To Alexander Hamilton from George Washington, [6 June 1793]
From George Washington
[Philadelphia, June 6, 1793]
Sir,
Upon a mature consideration of your communication to me of the 3d. instant,1 recommending a still further Loan in Holland, if obtainable, to the amount of 3,000,000 florins—and stating, that in case the recommendation should meet my ideas, my special approbation thereof would be proper, I have thought it necessary, in order to make the subject clear to my mind, before any steps are taken in it, to request you to give me information on the following points—vizt.

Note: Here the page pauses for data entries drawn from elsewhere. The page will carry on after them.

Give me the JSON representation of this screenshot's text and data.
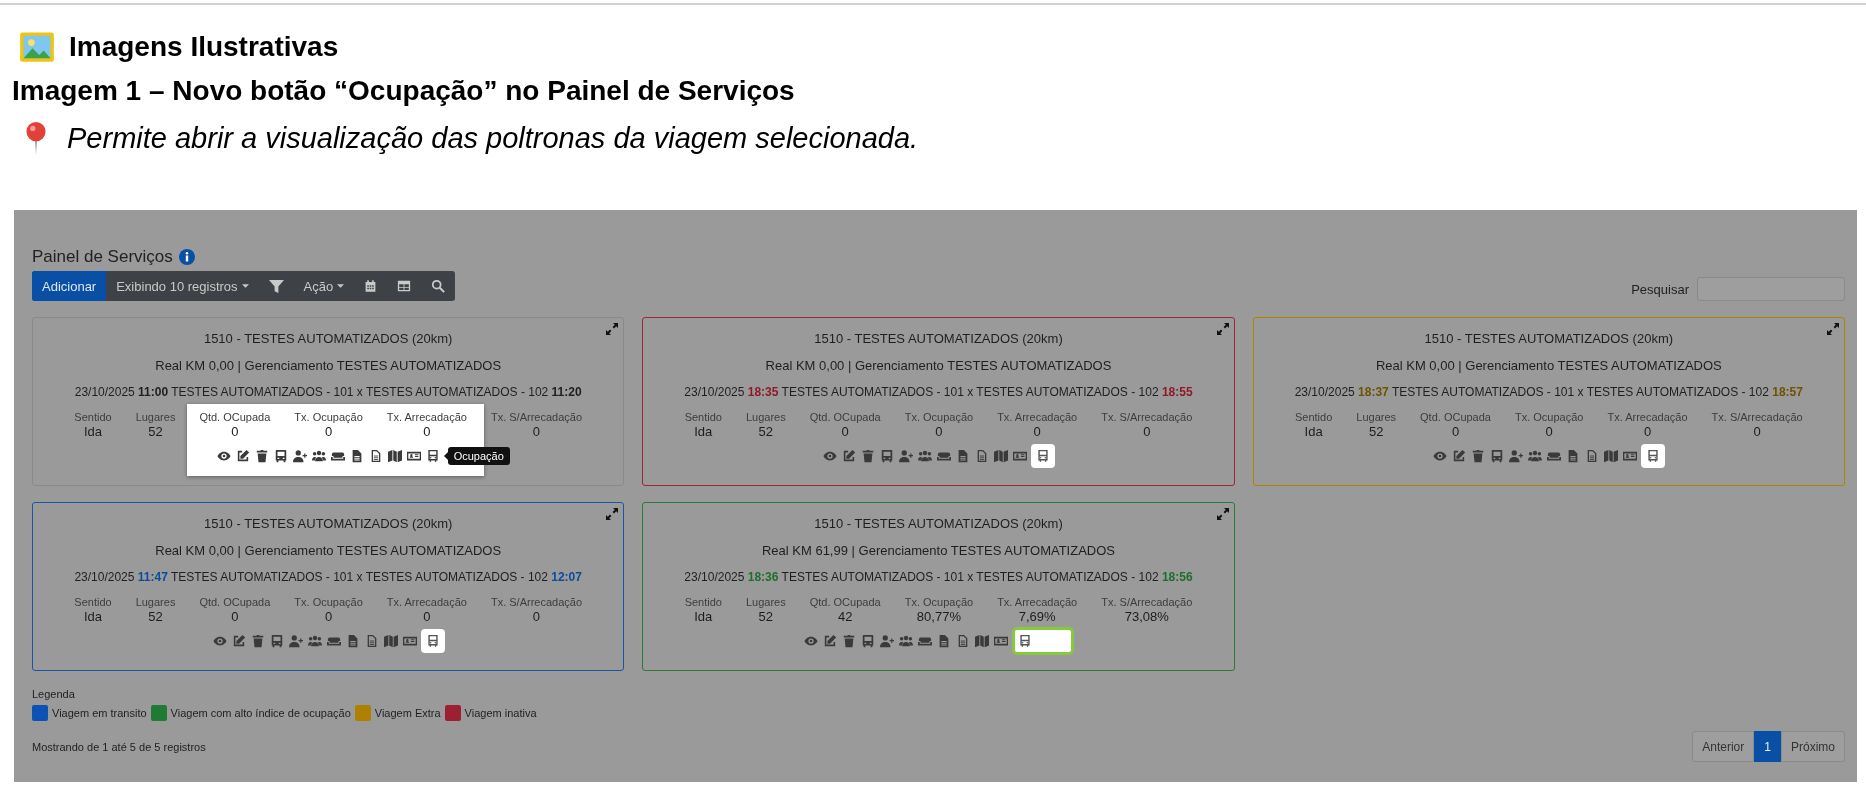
{
  "document": {
    "heading": "Imagens Ilustrativas",
    "caption_title": "Imagem 1 – Novo botão “Ocupação” no Painel de Serviços",
    "caption_text": "Permite abrir a visualização das poltronas da viagem selecionada."
  },
  "panel": {
    "title": "Painel de Serviços",
    "toolbar": {
      "add": "Adicionar",
      "page_size": "Exibindo 10 registros",
      "action": "Ação"
    },
    "search": {
      "label": "Pesquisar"
    }
  },
  "cards": [
    {
      "kind": "default",
      "spotlighted": true,
      "button_highlighted": false,
      "focused": false,
      "title": "1510 - TESTES AUTOMATIZADOS (20km)",
      "info": "Real KM 0,00 | Gerenciamento TESTES AUTOMATIZADOS",
      "date": "23/10/2025",
      "departure": "11:00",
      "route": "TESTES AUTOMATIZADOS - 101 x TESTES AUTOMATIZADOS - 102",
      "arrival": "11:20",
      "stats": [
        {
          "label": "Sentido",
          "value": "Ida"
        },
        {
          "label": "Lugares",
          "value": "52"
        },
        {
          "label": "Qtd. OCupada",
          "value": "0"
        },
        {
          "label": "Tx. Ocupação",
          "value": "0"
        },
        {
          "label": "Tx. Arrecadação",
          "value": "0"
        },
        {
          "label": "Tx. S/Arrecadação",
          "value": "0"
        }
      ],
      "tooltip": "Ocupação"
    },
    {
      "kind": "inactive",
      "spotlighted": false,
      "button_highlighted": true,
      "focused": false,
      "title": "1510 - TESTES AUTOMATIZADOS (20km)",
      "info": "Real KM 0,00 | Gerenciamento TESTES AUTOMATIZADOS",
      "date": "23/10/2025",
      "departure": "18:35",
      "route": "TESTES AUTOMATIZADOS - 101 x TESTES AUTOMATIZADOS - 102",
      "arrival": "18:55",
      "stats": [
        {
          "label": "Sentido",
          "value": "Ida"
        },
        {
          "label": "Lugares",
          "value": "52"
        },
        {
          "label": "Qtd. OCupada",
          "value": "0"
        },
        {
          "label": "Tx. Ocupação",
          "value": "0"
        },
        {
          "label": "Tx. Arrecadação",
          "value": "0"
        },
        {
          "label": "Tx. S/Arrecadação",
          "value": "0"
        }
      ]
    },
    {
      "kind": "extra",
      "spotlighted": false,
      "button_highlighted": true,
      "focused": false,
      "title": "1510 - TESTES AUTOMATIZADOS (20km)",
      "info": "Real KM 0,00 | Gerenciamento TESTES AUTOMATIZADOS",
      "date": "23/10/2025",
      "departure": "18:37",
      "route": "TESTES AUTOMATIZADOS - 101 x TESTES AUTOMATIZADOS - 102",
      "arrival": "18:57",
      "stats": [
        {
          "label": "Sentido",
          "value": "Ida"
        },
        {
          "label": "Lugares",
          "value": "52"
        },
        {
          "label": "Qtd. OCupada",
          "value": "0"
        },
        {
          "label": "Tx. Ocupação",
          "value": "0"
        },
        {
          "label": "Tx. Arrecadação",
          "value": "0"
        },
        {
          "label": "Tx. S/Arrecadação",
          "value": "0"
        }
      ]
    },
    {
      "kind": "transit",
      "spotlighted": false,
      "button_highlighted": true,
      "focused": false,
      "title": "1510 - TESTES AUTOMATIZADOS (20km)",
      "info": "Real KM 0,00 | Gerenciamento TESTES AUTOMATIZADOS",
      "date": "23/10/2025",
      "departure": "11:47",
      "route": "TESTES AUTOMATIZADOS - 101 x TESTES AUTOMATIZADOS - 102",
      "arrival": "12:07",
      "stats": [
        {
          "label": "Sentido",
          "value": "Ida"
        },
        {
          "label": "Lugares",
          "value": "52"
        },
        {
          "label": "Qtd. OCupada",
          "value": "0"
        },
        {
          "label": "Tx. Ocupação",
          "value": "0"
        },
        {
          "label": "Tx. Arrecadação",
          "value": "0"
        },
        {
          "label": "Tx. S/Arrecadação",
          "value": "0"
        }
      ]
    },
    {
      "kind": "high",
      "spotlighted": false,
      "button_highlighted": false,
      "focused": true,
      "title": "1510 - TESTES AUTOMATIZADOS (20km)",
      "info": "Real KM 61,99 | Gerenciamento TESTES AUTOMATIZADOS",
      "date": "23/10/2025",
      "departure": "18:36",
      "route": "TESTES AUTOMATIZADOS - 101 x TESTES AUTOMATIZADOS - 102",
      "arrival": "18:56",
      "stats": [
        {
          "label": "Sentido",
          "value": "Ida"
        },
        {
          "label": "Lugares",
          "value": "52"
        },
        {
          "label": "Qtd. OCupada",
          "value": "42"
        },
        {
          "label": "Tx. Ocupação",
          "value": "80,77%"
        },
        {
          "label": "Tx. Arrecadação",
          "value": "7,69%"
        },
        {
          "label": "Tx. S/Arrecadação",
          "value": "73,08%"
        }
      ]
    }
  ],
  "legend": {
    "title": "Legenda",
    "items": [
      {
        "label": "Viagem em transito",
        "color": "#0b52b4"
      },
      {
        "label": "Viagem com alto índice de ocupação",
        "color": "#1f7a35"
      },
      {
        "label": "Viagem Extra",
        "color": "#ad8200"
      },
      {
        "label": "Viagem inativa",
        "color": "#9c2030"
      }
    ]
  },
  "footer": {
    "summary": "Mostrando de 1 até 5 de 5 registros",
    "pages": [
      {
        "label": "Anterior",
        "selected": false
      },
      {
        "label": "1",
        "selected": true
      },
      {
        "label": "Próximo",
        "selected": false
      }
    ]
  }
}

1st—Whether all the monies, borrowed under the Acts of the 4. & 12. of Augt. 1790,2 have been expended on their respective objects? If not, what is the balance?

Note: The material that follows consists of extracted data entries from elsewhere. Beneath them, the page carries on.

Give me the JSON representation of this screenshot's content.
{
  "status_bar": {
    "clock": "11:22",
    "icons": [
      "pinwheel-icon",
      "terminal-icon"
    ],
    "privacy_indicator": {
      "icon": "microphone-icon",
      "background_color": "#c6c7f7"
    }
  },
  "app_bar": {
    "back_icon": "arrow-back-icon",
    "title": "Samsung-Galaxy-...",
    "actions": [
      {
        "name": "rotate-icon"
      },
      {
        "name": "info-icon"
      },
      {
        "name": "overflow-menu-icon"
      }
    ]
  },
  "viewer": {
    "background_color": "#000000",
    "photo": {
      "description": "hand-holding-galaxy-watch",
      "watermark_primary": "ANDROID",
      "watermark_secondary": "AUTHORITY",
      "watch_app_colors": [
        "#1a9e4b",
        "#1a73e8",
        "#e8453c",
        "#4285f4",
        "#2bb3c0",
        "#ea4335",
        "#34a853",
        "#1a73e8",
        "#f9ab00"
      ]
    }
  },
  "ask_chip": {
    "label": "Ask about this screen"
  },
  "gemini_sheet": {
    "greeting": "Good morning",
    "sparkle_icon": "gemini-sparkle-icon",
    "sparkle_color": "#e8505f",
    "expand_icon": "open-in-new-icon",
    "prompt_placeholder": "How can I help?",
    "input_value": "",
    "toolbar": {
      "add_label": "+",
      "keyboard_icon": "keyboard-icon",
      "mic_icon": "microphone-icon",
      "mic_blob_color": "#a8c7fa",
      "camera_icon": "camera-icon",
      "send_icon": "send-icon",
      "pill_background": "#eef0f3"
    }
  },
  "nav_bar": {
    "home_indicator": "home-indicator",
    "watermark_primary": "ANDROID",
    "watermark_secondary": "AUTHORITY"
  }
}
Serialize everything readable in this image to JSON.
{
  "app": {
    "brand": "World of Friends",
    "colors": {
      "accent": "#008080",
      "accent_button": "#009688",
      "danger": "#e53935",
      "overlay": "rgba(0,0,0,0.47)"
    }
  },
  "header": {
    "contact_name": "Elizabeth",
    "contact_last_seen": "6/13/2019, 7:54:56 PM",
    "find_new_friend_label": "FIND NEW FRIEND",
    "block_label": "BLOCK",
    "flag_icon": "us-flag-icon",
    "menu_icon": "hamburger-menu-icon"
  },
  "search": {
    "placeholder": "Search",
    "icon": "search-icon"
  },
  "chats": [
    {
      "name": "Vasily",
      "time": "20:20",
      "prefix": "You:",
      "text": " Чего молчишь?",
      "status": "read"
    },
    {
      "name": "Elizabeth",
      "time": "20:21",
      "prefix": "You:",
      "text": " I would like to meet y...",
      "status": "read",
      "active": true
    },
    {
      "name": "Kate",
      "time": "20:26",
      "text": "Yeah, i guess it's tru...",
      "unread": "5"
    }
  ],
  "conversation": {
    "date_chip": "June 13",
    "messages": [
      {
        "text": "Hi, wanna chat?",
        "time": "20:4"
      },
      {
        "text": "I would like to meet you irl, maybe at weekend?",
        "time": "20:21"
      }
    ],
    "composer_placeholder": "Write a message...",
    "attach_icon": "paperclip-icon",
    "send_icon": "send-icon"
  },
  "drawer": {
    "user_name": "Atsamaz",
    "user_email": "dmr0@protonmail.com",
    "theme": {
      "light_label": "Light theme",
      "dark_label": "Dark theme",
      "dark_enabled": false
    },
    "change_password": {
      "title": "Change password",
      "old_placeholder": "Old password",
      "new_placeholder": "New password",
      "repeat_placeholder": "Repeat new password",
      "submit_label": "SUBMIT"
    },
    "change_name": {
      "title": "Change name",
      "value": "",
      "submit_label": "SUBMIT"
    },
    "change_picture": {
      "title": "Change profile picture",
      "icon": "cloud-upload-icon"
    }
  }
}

2d.—Under which of the two Laws do you propose that a loan should be opened?
3d.—If under one, or the other, or both, what is the balance remaining unborrowed, of the two sums allowed to be borrowed?3
4. To what use is the money, proposed to be borrowed, to be applied?
Go. Washington
6. June 1793.
LC, George Washington Papers, Library of Congress.
1. Upon receipt of H’s letter of June 3, 1793, Washington submitted it on June 4 to Thomas Jefferson for his opinion ( , XXXII, 487). In his opinion on the proposed loan, dated June 5, 1793, Jefferson stressed the need for additional information on the purposes of the loan and on the necessity of borrowing to meet the payments on the French debt, since “uncertainty with respect to the true state of our account with France & the difference of the result from what has been understood, shows that the gentlemen, who are to give opinions on this subject, must do it in the dark …” (AD, letterpress copy, Thomas Jefferson Papers, Library of Congress).
2. “An Act making provision for the (payment of the) Debt of the United States” ( 138–44 [August 4, 1790]); “An Act making Provision for the Reduction of the Public Debt” ( 186–87 [August 12, 1790]).
3. The August 4, 1790, act authorized the President to borrow a sum not exceeding twelve million dollars ( 139); the August 12, 1790, act stipulated that the sum of two million dollars might be borrowed ( 187).